In a paper I've been reading recently, at some point the authors define a new probability distribution over original data $\mathcal{D} = (\{\textbf{x}_1, \dots, \textbf{x}_N \})$ (where each $\textbf{x}_i \in \mathbb{R}^D$ for some $D$) by introducing a gaussian perturbation.

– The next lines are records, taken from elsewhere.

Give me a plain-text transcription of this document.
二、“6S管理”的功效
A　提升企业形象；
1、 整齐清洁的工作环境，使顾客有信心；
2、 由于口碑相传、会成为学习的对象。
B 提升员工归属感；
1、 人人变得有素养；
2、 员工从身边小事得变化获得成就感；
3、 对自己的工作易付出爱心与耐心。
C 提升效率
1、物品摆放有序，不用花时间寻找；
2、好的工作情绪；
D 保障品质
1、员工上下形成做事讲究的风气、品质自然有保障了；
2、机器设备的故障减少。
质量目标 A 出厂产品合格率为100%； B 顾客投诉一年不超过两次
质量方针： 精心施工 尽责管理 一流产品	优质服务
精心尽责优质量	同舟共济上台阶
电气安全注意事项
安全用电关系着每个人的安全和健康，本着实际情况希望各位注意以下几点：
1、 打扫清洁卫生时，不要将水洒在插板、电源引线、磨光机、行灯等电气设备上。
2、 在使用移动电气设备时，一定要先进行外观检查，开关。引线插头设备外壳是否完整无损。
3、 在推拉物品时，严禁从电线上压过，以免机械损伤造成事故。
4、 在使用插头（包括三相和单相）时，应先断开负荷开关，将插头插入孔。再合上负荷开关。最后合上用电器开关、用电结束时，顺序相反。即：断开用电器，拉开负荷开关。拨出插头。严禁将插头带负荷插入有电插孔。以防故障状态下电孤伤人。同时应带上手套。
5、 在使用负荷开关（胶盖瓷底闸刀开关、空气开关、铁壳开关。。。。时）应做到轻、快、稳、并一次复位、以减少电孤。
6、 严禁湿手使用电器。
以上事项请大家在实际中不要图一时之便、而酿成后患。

In practice, given that we have some (unknown) probability $p_{data}(\textbf{x})$ and some scalar $\sigma >1$, the new (perturbed) probability is defined as
$$q_{\sigma}(\textbf{x}) = \int p_{data}(\textbf{t}) \mathcal{N}(\textbf{x} | \textbf{t} \, ,\sigma^2I) \, d\textbf{t} .$$
Based on this notation, what I understand is that, if my initial data point is distributed according to the original probability $p_{data}$, what we do now is considering $\tilde{\textbf{x}} = \textbf{x} \odot \varepsilon$ (element-wise multiplication) where $\epsilon \sim \mathcal{N}(\textbf{t}, \sigma^2I)$ and therefore the new density function takes into account the introduced noise. Nevertheless, it's not clear what the role of $\textbf{t}$ is in this context and why we integrate over it. Additionally, I'm not sure how can we show that the new defined distribution $q_\sigma(\textbf{x})$ integrates to $1$. Is that simply achieved by writing:
\begin{align} \int_{\textbf{x}} q_\sigma(\textbf{x}) \, d\textbf{x} &= (\int_{\textbf{x}}\mathcal{N}(\textbf{x}|\textbf{t} \, , \,\sigma^2 I) \, d\textbf{x}) \cdot (\int_{\textbf{t}}p_{data}(\textbf{t}) \, d\textbf{t}) \\ &= 1 \, \, ..? \end{align}